The mother also complained that the 4 January article and another story headlined ‘The Eltham 5: WAGS, houses and flash cars’- published the following day – identified her in breach of Clause 9 (Reporting of crime) and intruded into her privacy in breach of Clause 3 (Privacy).

The 4 January article included details of her job and the 5 January article quoted her apparent reaction to the verdict posted on her Facebook page: ‘Two innocent men. 7 innocent kids. Two sets of innocent parents.
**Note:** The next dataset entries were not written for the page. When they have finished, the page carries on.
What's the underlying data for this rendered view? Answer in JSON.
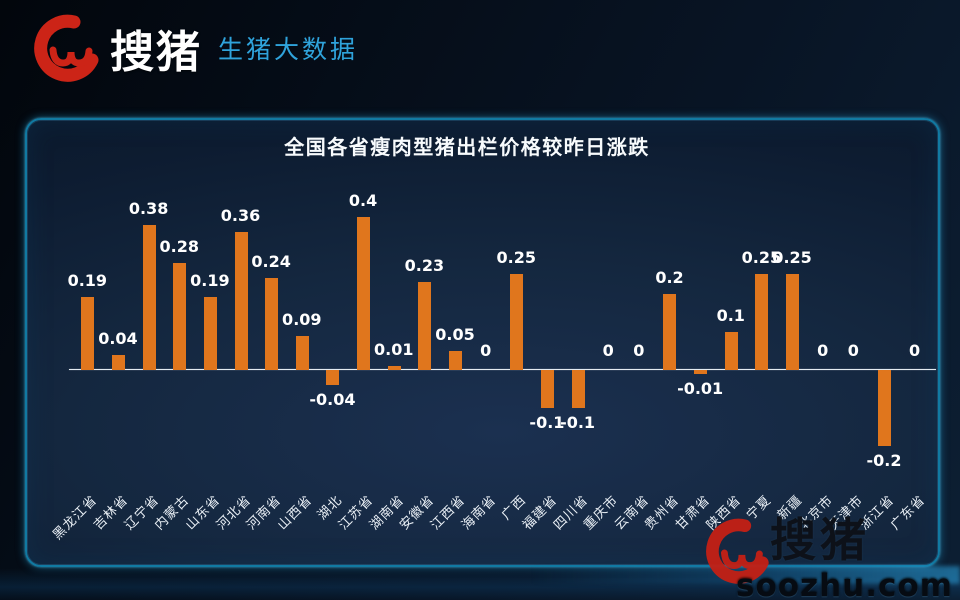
{
  "header": {
    "brand": "搜猪",
    "product": "生猪大数据",
    "brand_color": "#ffffff",
    "product_color": "#2fa3db",
    "logo_icon": "soozhu-pig-brushstroke-icon",
    "logo_color": "#cc2417"
  },
  "chart_data": {
    "type": "bar",
    "title": "全国各省瘦肉型猪出栏价格较昨日涨跌",
    "categories": [
      "黑龙江省",
      "吉林省",
      "辽宁省",
      "内蒙古",
      "山东省",
      "河北省",
      "河南省",
      "山西省",
      "湖北",
      "江苏省",
      "湖南省",
      "安徽省",
      "江西省",
      "海南省",
      "广西",
      "福建省",
      "四川省",
      "重庆市",
      "云南省",
      "贵州省",
      "甘肃省",
      "陕西省",
      "宁夏",
      "新疆",
      "北京市",
      "天津市",
      "浙江省",
      "广东省"
    ],
    "values": [
      0.19,
      0.04,
      0.38,
      0.28,
      0.19,
      0.36,
      0.24,
      0.09,
      -0.04,
      0.4,
      0.01,
      0.23,
      0.05,
      0,
      0.25,
      -0.1,
      -0.1,
      0,
      0,
      0.2,
      -0.01,
      0.1,
      0.25,
      0.25,
      0,
      0,
      -0.2,
      0
    ],
    "value_labels": [
      "0.19",
      "0.04",
      "0.38",
      "0.28",
      "0.19",
      "0.36",
      "0.24",
      "0.09",
      "-0.04",
      "0.4",
      "0.01",
      "0.23",
      "0.05",
      "0",
      "0.25",
      "-0.1",
      "-0.1",
      "0",
      "0",
      "0.2",
      "-0.01",
      "0.1",
      "0.25",
      "0.25",
      "0",
      "0",
      "-0.2",
      "0"
    ],
    "xlabel": "",
    "ylabel": "",
    "ylim": [
      -0.25,
      0.45
    ],
    "grid": false,
    "legend_position": "none",
    "bar_color": "#e0761d",
    "axis_color": "#e4ebf1",
    "value_label_color": "#ffffff",
    "category_label_color": "#e9eff5"
  },
  "panel": {
    "border_color": "#117aa2"
  },
  "watermark": {
    "brand": "搜猪",
    "site": "soozhu.com",
    "icon": "soozhu-pig-brushstroke-icon"
  }
}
And three innocent brothers and sisters and That’s called justice fucking joke!!!!”.

It also ran a picture of the complainant, who claimed that following publication she had received ‘malicious emails’and lost her job.

Her Facebook page was behind privacy settings and she had not identified Dobson as the father of her child on the page, she insisted.

She also maintained she was not relevant to the case and had no place in the coverage of the trial.

The Mirror, however, argued her identity as Dobson’s former partner was ‘firmly established in the public domain”, providing examples dating back to 2004.

The photo and comment – a ‘clear reference to the trial verdict’- were taken from her open Facebook page and the paper provided the watchdog with a screen grab of the page.

The PCC said there was ‘some dispute”, which it ‘could not entirely resolve”, as to whether the mother’s Facebook page had been publicly accessible, but found the paper was ‘able to demonstrate to the Commission’s satisfaction that it was able to access the profile in open fashion”.

‘General public interest’

But it added: ‘The accessibility of a Facebook page, however, could not necessarily provide sole justification for publishing material uploaded by an individual.’

It decided the Mirror was justified in publishing the comments ‘in light of the notoriety of the case, and the continuing controversy that surrounded the lengthy efforts to bring the two men to justice”.

In its adjudication it added: ‘There was a general public interest in examining the reactions of those associated with the convicted men, especially in a case where questions about the influence of culture on the terrible criminal behaviour were so critical, and in the exceptional circumstances of this case, which had led to the two men living freely in the community for years between their original crime and final conviction.”

Commenting on the use of the photo, the PCC said it was ‘innocuous and had been used merely to demonstrate what the complainant looked like”.

In relation to Clause 9 the commission said: ‘It was clear that the complainant had been content to comment on Facebook upon the conviction of Mr Dobson in considerably forthright terms.

‘The fact that she was content to discuss the case in this fashion was notable, and her actions appeared to demonstrate her own position that her perspective on the case was of some relevance.

‘The Commission believed that it was legitimate, in an examination of the background of Mr Dobson, for the newspaper to make reference to the stated views of his former partner on his case.”

The complaints under Clauses 3 and 9 were rejected.